In a Twitter thread, ALLCITY Network CEO Brandon Spano claimed DNVR Sports has already seen listeners, viewers, and readers confuse the two brands. “We can’t allow someone that represents the exact opposite of us to damage the goodwill of our brand or create confusion in the community,” Spano tweeted.

“Our branding was created purposefully, to be different from the way sports networks traditionally looked,” he said in another tweet. “To represent the city of Denver in a simple way while removing us from the gloss and pretentiousness of sports media. To create something that brings people together.”

Spano added that ALLCITY sent Bonneville a cease-and-desist letter last week, but claims the company failed to respond, so an injunction has been filed.

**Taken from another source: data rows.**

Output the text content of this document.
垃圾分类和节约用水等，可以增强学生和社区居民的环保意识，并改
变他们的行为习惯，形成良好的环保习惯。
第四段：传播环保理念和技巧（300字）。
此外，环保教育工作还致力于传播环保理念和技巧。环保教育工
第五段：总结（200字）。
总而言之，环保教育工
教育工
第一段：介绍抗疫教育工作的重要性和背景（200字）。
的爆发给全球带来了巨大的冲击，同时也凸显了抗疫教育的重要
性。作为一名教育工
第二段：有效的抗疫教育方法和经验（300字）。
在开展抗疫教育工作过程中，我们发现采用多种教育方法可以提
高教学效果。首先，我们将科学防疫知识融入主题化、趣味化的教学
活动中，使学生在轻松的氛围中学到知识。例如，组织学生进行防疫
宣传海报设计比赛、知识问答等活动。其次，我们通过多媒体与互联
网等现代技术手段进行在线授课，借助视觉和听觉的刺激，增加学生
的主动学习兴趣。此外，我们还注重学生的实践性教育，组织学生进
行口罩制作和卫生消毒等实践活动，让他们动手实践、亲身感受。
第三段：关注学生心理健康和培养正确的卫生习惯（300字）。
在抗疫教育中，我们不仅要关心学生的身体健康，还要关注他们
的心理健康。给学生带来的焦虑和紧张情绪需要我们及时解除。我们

The Denver Sports branding utilized by Bonneville — which encompasses 104.3 The Fan and ESPN Denver — features a black and white city skyline as well as the Rocky Mountains inside a hexagon with block lettering. The DNVR Sports logo is a rectangle, similar to the city of Denver flag, with the sun centered between the mountain peaks and a block “DNVR” below the rectangle.

The complaint filed by StudioIP LLC — the law firm representing ALLCITY — claims the branding used by Bonneville constitutes “trademark infringement, unfair competition, trade dress infringement, dilution by tarnishment, and tortious interference arising out of Bonneville’s trademark infringement of Plaintiff’s trademarks,” according to Westword.

Bonneville has denied any wrongdoing, saying the accusations “have absolutely no merit, and our legal counsel is preparing a formal response. Denver Sports remains committed to delivering the most in-depth and inclusive local sports content for all Denver sports fans.”